What is the recommended data modeling, considering the requirements, when working with Cassandra?
Upvotes: 2
Views: 3571
Reputation: 399
Cassandra data modeling follows a query-driven design pattern. What this means is that instead of building a model to naturally represent the data (as we might in an RDBMS), we design schemas to accomodate data access patterns instead.
So for example, if you knew that the majority of your queries would involve a where clause on the column x, and ordered by the rows in column y, you might want to create an additional table in which the partition key was x, and the clustering column was y. For example:
CREATE TABLE <tablename>
"x" float,
"y" float,
"price" float,
.
.
<rest of columns>
.
.
PRIMARY KEY("x","y"));
Now, querying in column x becomes very efficient as the data for a particular value of x is stored together.
For queries in which a range of values is required (x> pricerange), you would be wise to store them as clustering columns.
Admittedly, this leads to multiple writes, as the values in columns x and y must be written across both tables. Cassandra encourages writes as storing data in this day and age is cheap.
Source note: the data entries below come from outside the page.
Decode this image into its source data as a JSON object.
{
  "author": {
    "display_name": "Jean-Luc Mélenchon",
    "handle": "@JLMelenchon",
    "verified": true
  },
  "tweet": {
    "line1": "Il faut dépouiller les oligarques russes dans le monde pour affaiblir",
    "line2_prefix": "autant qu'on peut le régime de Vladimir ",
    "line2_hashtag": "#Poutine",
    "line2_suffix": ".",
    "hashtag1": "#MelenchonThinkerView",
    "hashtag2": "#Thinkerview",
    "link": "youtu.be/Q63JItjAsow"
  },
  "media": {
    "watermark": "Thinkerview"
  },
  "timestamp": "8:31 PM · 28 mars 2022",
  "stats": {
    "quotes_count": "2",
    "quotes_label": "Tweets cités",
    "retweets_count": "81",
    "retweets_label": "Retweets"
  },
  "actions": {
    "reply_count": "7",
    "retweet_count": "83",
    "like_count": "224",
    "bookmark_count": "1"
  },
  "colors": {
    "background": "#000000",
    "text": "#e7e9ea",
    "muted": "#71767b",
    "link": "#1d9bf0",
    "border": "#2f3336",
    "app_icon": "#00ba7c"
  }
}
Essentially, in Cassandra you trade off additional writes for blazing fast reads.
Therefore, before designing your data model, think about what kind of queries you would most likely be doing and design accordingly.
Upvotes: 2
Reputation: 9734
CREATE TABLE pricing(
id blob,
price_tag string, // open, close, high, low, ...
time timestamp,
value float, // I would suggest blob with custom/thrift serialization
PRIMARY KEY (id, price_tag, time)
)
It will give very efficient queries for different price types over time.
You can find more in great presentation: http://www.slideshare.net/carlyeks/nyc-big-tech-day-2013?ref=http://techblog.bluemountaincapital.com/
Upvotes: 0